The above is from Tom Holland. No not the actor who plays Spiderman. This is the former SCMP staffer who noted that China's BRI (or "One Belt One Road" as it was initially known as) was a beat for beat copy of the Japanese initiative from the 1990s, with the objective of "boosting China's slowing economy." (Megaproject video, 11:45).

So, the song and the lyrics are the same. Or maybe China is, as usual, copying other countries playbook.

But in 2016 (when Tom Holland wrote his analysis), he already predicted that China's BRI will fail as did the Japanese's plan. 

As China has learned at home, building a new high speed rail line or state of the art airport is easy enough given plentiful funding. But building a high speed rail line that is economically viable is altogether more difficult.

Holland's analysis, or comparison with the Japanese plan 20 years ago, pointed out the logistical and structural issues that would undermine the BRI. How the BRI projects could never absorb all the excess capacity that China had or would be having. And how the neighbouring countries lacked the "human and institutional capital" to operate the infrastructures efficiently and effectively.

And that was before things went awry.

The best laid plans...

The pandemic derailed, delayed many of the projects, or even increased the costs of some projects. That was bad (for the various BRI projects).

Then Russia invaded Ukraine, and that disrupted a major component of China's plan to go thru Ukraine for many resources - Energy, Food, and Military Technology.

So with the inherent flaws of the plan, the poor loan risks of recipient countries, the corruption, the lack of human and institutional capital that running the infrastructures needed, coupled with the world-wide disruption from the pandemic, and the ill-timed invasion of Ukraine, the results of the BRI has been dismal and disappointing.

China has had to forgive many loans because the recipient countries were unable to repay the loan as the infrastructures failed to pay their way, if they were even completed and not abandoned part way due to corruption and other factors.


Strategic Positioning.

Another perspective is that the BRI was a strategic move to expand China's options. 

China is being contained by the US and her allies from freely accessing the Pacific Ocean with the First Island Chain stratagem. This is the reason China wants to "reunite" with Taiwan. Possession or Control of the island would give China access to the Pacific. Taiwan is the key to breaking the First Island Chain.

However, China's ability and chances of taking Taiwan decisively is not good. While China may be a match for the US, the US has since rallied her allies - Japan, Philippines, Australia, and maybe South Korea. 

Against the allies, China's chances are much slimmer. Even if China prevails, the cost to China's military assets may well prove the victory pyrrhic. 

The BRI with the China-Pakistan Economic Corridor, would allow China to access fuel from the Middle-East while by-passing the Malacca Straits and the South China Sea. 

If the Gwador Port is upgraded and connected to Xinjiang, China would have a fuel supply it could control and would not be subject to the bottleneck at the Malacca Straits. 

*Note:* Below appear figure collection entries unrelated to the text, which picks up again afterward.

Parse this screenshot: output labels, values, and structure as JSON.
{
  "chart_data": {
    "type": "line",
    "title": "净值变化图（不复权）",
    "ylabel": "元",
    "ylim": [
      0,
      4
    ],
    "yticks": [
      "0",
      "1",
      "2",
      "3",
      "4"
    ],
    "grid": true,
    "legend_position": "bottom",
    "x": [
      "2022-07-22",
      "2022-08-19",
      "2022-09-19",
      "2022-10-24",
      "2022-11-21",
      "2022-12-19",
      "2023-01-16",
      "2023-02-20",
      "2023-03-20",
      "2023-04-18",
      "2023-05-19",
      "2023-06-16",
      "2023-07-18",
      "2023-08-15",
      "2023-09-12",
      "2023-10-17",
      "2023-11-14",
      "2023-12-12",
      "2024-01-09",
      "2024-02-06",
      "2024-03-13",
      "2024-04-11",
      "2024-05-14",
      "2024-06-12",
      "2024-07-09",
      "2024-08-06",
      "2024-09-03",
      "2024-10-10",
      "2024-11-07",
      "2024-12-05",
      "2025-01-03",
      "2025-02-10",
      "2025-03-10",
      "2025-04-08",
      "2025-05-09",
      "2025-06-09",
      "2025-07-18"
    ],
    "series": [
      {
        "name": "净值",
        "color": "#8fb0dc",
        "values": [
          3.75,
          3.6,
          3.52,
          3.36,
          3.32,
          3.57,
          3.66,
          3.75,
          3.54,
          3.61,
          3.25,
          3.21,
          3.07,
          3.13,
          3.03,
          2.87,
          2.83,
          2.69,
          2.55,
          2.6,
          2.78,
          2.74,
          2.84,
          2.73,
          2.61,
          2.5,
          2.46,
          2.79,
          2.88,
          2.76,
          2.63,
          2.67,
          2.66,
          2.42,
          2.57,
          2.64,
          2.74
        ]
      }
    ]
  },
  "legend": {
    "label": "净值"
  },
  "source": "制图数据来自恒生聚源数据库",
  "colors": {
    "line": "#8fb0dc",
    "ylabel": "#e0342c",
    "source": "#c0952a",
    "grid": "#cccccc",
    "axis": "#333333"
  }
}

And the overland rail network to Europe would connect China to markets in the West and resources. Except for the Russo-Ukraine war.

So the BRI may have a secondary (or even primary) objective of providing China with other channels  to secure resources should the primary channels (maritime shipping) be blockaded or interdicted for whatever reason (e.g. war).  Except that the failure of the BRI projects to be successfully completed and operational, as well as the disruption from the Russo-Ukraine war means that even this strategic objective has been foiled.